Bukan Ukraina, Rusia Sebut Perang Baru di Negara Asia Ini

luc, CNBC Indonesia
Selasa, 12/09/2023 06:30 WIB
Foto: Dua pesawat pengebom B-1B Angkatan Udara AS (tengah atas), empat jet tempur F-35 Angkatan Udara Korea Selatan dan empat jet tempur F-16 Angkatan Udara AS terbang di atas Semenanjung Korea Selatan selama operasi gabungan, latihan udara yang disebut "Vigilant Storm," di Korea Selatan, Sabtu (5/11/2022). Sebuah pesawat pengebom strategis B-1B milik Amerika Serikat (AS) berpartisipasi dalam latihan udara gabungan yang tengah berlangsung dengan Korea Selatan (Korsel). Keterlibatan pesawat pengebom AS itu diumumkan setelah rentetan peluncuran rudal yang dilakukan Korea Utara (Korut). (South Korean Defense Ministry via AP)

Jakarta, CNBC Indonesia - Kementerian Luar Negeri Rusia memperingatkan Semenanjung Korea akan segera mengalami krisis baru. Hal itu disebabkan meningkatnya ketegangan akibat kehadiran militer Amerika Serikat (AS) di wilayah tersebut.

Berbicara kepada kantor berita TASS di sela-sela Forum Ekonomi Timur di Vladivostok pada Senin (11/9/2023), Georgy Zinoviev, kepala Departemen Asia Pertama Kementerian Luar Negeri Rusia, memperingatkan bahwa "dinamika peristiwa di Semenanjung Korea menunjukkan bahwa krisis baru sedang mendekat".

Ia merujuk pada meningkatnya retorika perang yang datang dari Korea Utara dan Amerika Serikat, serta Korea Selatan dan Jepang.
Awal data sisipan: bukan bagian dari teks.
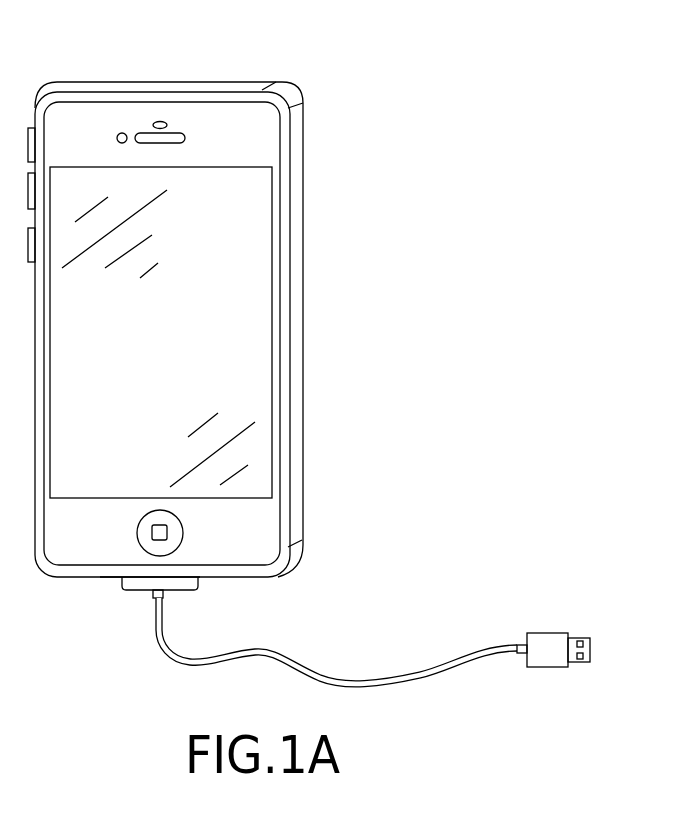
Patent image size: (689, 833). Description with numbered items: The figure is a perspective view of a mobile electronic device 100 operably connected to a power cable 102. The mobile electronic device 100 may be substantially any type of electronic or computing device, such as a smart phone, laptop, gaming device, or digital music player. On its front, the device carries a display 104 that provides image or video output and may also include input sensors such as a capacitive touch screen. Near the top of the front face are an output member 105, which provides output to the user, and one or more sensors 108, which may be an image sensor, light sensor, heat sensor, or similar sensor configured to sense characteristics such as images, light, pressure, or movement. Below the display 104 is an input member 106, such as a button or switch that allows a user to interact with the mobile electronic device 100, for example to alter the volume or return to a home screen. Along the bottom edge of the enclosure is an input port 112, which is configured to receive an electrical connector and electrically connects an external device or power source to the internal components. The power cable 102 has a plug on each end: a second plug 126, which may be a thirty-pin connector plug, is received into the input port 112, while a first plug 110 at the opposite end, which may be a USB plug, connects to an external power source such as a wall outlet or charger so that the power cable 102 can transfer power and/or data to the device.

The mobile electronic device 100 is at (303, 317).
The power cable 102 is at (440, 667).
The display 104 is at (265, 223).
The output member 105 is at (175, 133).
The input member 106 is at (183, 527).
The sensor 108 is at (119, 133).
The first plug 110 is at (553, 633).
The input port 112 is at (117, 578).
The second plug 126 is at (182, 583).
Diplomat tersebut juga mencatat bahwa Washington dan sekutunya telah meningkatkan manuver militer bersama di wilayah tersebut.


"Misalnya, untuk pertama kalinya sejak 1981, kapal selam Kentucky Amerika dengan rudal balistik berkemampuan nuklir muncul di perairan Korea Selatan," kata Zinoviev sebagaimana dikutip Russia Today.
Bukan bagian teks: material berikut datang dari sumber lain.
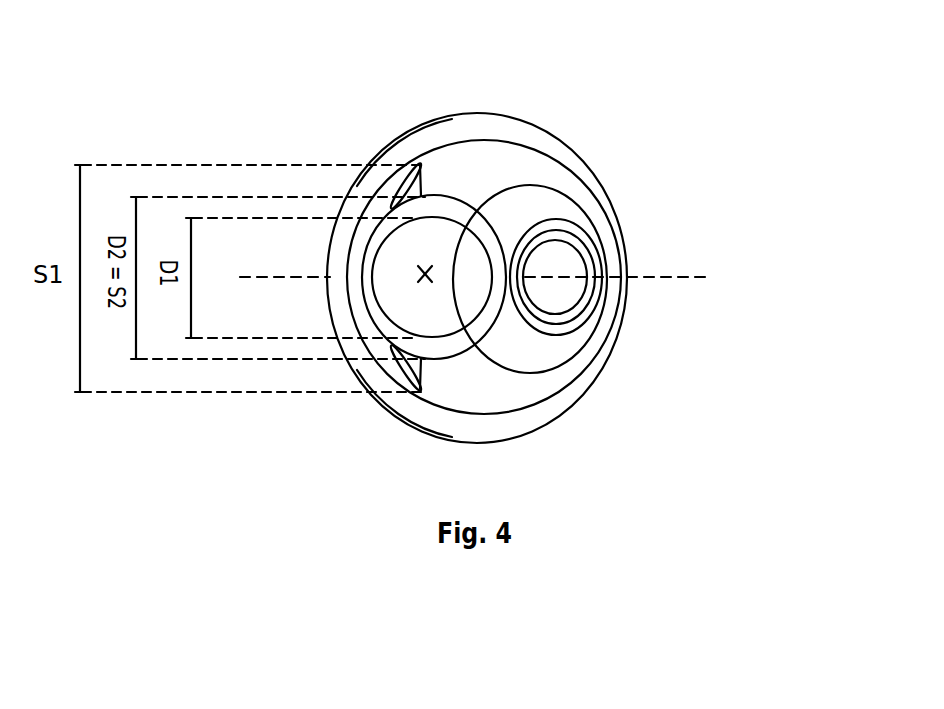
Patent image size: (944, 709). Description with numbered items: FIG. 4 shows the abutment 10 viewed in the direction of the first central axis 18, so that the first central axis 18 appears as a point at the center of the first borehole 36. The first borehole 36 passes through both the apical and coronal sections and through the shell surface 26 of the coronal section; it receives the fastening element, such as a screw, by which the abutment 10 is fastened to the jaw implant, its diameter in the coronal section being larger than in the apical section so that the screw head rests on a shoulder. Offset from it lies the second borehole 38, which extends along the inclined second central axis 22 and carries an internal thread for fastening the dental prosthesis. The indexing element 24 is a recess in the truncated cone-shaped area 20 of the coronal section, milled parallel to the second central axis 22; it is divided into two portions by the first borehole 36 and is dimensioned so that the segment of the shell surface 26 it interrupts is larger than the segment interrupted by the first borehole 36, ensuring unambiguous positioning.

The abutment 10 is at (730, 57).
The first central axis 18 is at (423, 274).
The truncated cone-shaped area 20 is at (505, 172).
The second central axis 22 is at (272, 279).
The indexing element 24 is at (418, 167).
The shell surface 26 is at (467, 173).
The first borehole 36 is at (408, 266).
The second borehole 38 is at (565, 262).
Dia juga mencatat bahwa latihan pertahanan rudal trilateral AS-Korea Selatan-Jepang diadakan lebih teratur dibandingkan sebelumnya.

Klaim Washington bahwa latihan ini murni bersifat defensif sulit dipercaya, katanya, seraya menambahkan bahwa manuver tersebut juga memiliki "nuansa anti-Rusia dan anti-China."

Ia menekankan bahwa deeskalasi hanya akan mungkin terjadi jika AS dan sekutu regionalnya menunda manuver militer dan merevisi pendekatan berbasis sanksi.

Pekan lalu, Korea Utara meluncurkan "kapal selam serangan taktis" baru yang mampu menembakkan rudal nuklir dalam sebuah upacara yang dihadiri oleh pemimpin negara tersebut, Kim Jong Un.

Pemimpin Korea Utara juga mengungkapkan bahwa Pyongyang sedang berupaya merombak kapal selam yang ada sehingga mereka juga bisa membawa senjata nuklir.

Pada Juli, Washington mengerahkan kapal selam berkemampuan nuklir USS Kentucky di lepas pantai Korea Selatan, dengan alasan perlunya melawan "provokasi."

Awal bulan ini, Korea Utara mengumumkan bahwa militernya telah melakukan latihan "serangan nuklir taktis" untuk "memperingatkan musuh akan bahaya perang nuklir," seperti yang dilaporkan oleh kantor berita negara KCNA.

Pada pertengahan Agustus, menteri pertahanan negara tersebut, Jenderal Kang Sun Nam, memperingatkan bahwa perang nuklir di Semenanjung Korea tidak dapat dihindari.

Simulasi serangan nuklir ini terjadi setelah latihan Ulchi Freedom Shield 23 AS-Korea Selatan yang melibatkan setidaknya satu pengebom strategis berkemampuan nuklir B-1B Amerika.